The first show was Confiding in Frank, performed by Pop Theatre, in that comfortable big acting space upstairs at Castle Hill. In a tentative love story with a difference, Star Wars and DC comic nerd Gary and wannabe fashionista Chloe find themselves flat-sharing. After a bumpy start Chloe starts to warm to him and Gary realises that he’s finally within touching distance of a girl! But how to win her over, that’s the question. Enter Frank, the third “person” in the flat-share – and does his wise-cracking advice help or hinder? You’ll have to see it to find out!
Written by and starring Charlie Mackenzie and Melissa Knott, this is a very funny, quirky and surreal little play that treads a fine line between the recognisably real and the utterly preposterous. Mr Mackenzie’s Gary is a child in an adult’s body, and he amusingly conveys his wacky virgin insecurities and his inability to do the right thing at the right time – for example, settling down for a cosy night for two on the sofa shouldn’t be marred by ecstatic couch-conducting the Star Wars Theme. I wondered at one stage whether Mr Mackenzie’s characterisation of Gary was a tad on the frenetic side and maybe not quite realistic enough; but then I remembered he was talking to a fish, so realism flies out the window anyway.
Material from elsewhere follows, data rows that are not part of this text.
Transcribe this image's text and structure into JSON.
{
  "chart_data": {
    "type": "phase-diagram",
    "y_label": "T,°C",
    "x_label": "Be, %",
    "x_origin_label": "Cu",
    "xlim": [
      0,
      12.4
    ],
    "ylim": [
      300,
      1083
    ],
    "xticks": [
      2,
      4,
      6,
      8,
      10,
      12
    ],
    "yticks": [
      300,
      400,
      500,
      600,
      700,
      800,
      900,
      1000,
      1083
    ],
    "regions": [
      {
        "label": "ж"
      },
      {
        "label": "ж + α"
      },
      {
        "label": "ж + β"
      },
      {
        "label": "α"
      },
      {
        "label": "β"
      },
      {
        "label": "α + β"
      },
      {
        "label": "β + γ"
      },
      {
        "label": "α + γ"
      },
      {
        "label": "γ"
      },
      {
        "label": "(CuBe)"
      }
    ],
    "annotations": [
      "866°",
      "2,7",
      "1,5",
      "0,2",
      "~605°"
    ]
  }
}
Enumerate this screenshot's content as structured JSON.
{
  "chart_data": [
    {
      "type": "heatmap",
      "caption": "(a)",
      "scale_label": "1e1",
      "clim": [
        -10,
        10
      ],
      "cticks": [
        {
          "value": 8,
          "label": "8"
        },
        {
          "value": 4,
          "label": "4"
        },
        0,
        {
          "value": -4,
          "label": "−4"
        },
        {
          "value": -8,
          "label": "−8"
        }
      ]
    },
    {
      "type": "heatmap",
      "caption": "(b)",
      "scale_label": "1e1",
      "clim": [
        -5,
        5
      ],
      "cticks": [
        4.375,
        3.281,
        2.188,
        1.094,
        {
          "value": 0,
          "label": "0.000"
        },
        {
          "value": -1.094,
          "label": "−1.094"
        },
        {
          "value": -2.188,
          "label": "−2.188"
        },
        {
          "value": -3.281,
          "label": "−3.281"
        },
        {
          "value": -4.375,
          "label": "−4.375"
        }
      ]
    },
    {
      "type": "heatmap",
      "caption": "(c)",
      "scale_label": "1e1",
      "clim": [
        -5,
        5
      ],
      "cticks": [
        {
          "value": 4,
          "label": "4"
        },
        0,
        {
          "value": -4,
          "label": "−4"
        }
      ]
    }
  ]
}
Melissa Knott plays Chloe as a frazzled, easily weirded-out, world-weary kind of girl, who’s looking for kindness and understanding – but instead gets a Games Workshop Luke Skywalker. She’s at her happiest when contemplating her career development, rather than coping with an over-exuberant IT oaf who knows nothing of the etiquette of romance. Both performances lean slightly more towards caricature than characterisation, but that’s not inappropriate for the subject matter. Backstage Elliot Murray provides the voice of the streetwise and sarcastic Frank, who has most of the best lines, including the most suggestive activity deriving from a Box of Heroes sweets that I’ve ever heard. Frank is perhaps a distant cousin of Little Shop of Horrors‘ Audrey II, and gives us lots of laugh out loud moments.
Technically there were a couple of minor hitches – Mr Mackenzie’s light sabre fell apart and thwacked Mr Smallmind on the knee (he won’t sue) and in Gary’s relentless enthusiasm for physical recklessness, Mr Mackenzie knocked over a tub of fish food which stayed there, ominously, throughout the performance. However, the cast remained completely unfazed by these issues, so top marks to them.
Spoiler alert, but it’s not a happy ever after ending for our two lovebirds; and I found myself surprisingly moved and disappointed by that. After all the effort he makes, you would have thought Gary could have had some reward on Valentine’s night!
An enjoyably bizarre 45 minutes – congratulations to all involved!